Richard Nicoll's first foray into menswear earlier this year was an unequivocal critical smash, something the designer needed. He pulled it off by going back to design ground zero: himself. Today, we saw how the same approach could apply to his women's collection. It relaunched a re-energized and refocused Nicoll doing what he does best. In his own words: "no tricks, down-to-earth, athletic, urban, timeless…" And, we might add, gratifyingly sellable.

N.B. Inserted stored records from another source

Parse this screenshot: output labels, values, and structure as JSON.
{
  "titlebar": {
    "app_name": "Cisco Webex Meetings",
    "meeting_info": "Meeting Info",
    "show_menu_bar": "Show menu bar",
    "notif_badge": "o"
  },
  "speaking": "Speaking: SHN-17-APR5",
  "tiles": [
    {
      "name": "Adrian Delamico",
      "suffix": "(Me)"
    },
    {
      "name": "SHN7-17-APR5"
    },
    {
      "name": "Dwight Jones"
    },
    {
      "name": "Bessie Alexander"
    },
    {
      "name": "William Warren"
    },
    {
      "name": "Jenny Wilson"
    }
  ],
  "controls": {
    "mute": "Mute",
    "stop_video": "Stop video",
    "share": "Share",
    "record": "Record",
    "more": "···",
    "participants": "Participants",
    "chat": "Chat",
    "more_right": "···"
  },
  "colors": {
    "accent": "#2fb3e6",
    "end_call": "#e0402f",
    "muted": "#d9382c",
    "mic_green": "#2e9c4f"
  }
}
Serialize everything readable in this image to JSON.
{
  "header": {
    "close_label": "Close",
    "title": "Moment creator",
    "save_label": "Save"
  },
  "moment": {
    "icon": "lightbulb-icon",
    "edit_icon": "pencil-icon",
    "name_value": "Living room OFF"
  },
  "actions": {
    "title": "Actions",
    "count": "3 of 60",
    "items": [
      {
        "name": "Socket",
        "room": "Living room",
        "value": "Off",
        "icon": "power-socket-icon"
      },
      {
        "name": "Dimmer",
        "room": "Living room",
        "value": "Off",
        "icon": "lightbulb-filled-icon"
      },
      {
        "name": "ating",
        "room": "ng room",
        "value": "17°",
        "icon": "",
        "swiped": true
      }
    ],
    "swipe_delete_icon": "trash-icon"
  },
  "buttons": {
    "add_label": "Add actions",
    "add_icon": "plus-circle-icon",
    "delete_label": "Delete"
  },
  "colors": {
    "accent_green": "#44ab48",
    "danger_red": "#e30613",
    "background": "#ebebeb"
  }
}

Nicoll built on the straightforward, sexy strengths of his menswear, carrying over the color palette (especially the Nicoll blues that say so much about his Sydney upbringing), individual items such as the shirts and bermuda shorts in leather, and unprecious fabrics like piqué, cotton mesh, and gray marl jersey, which loaned themselves easily to the instinctive, body-conscious sportiness of his designs. Standout pieces included the white piqué parkas, the skirts with zipped-in mesh detailing, and what amounted to a hyper-sophisticated take on T-shirt dressing, with elongated tops fluttering over shorts.

Nicoll enlarged the mesh to make an abstract pattern for some of his jacquards. His other jacquards were Regency florals from heritage weavers Stephen Walters and Sons. They were the dressiest pieces in a collection that was otherwise firmly focused on daywear, but equally, they had a punchy athleticism. Likewise the short, fitted dresses with long billowing trains in anorak taffeta. Glamorous but utilitarian. That combo is a significant strand in the Nicoll DNA.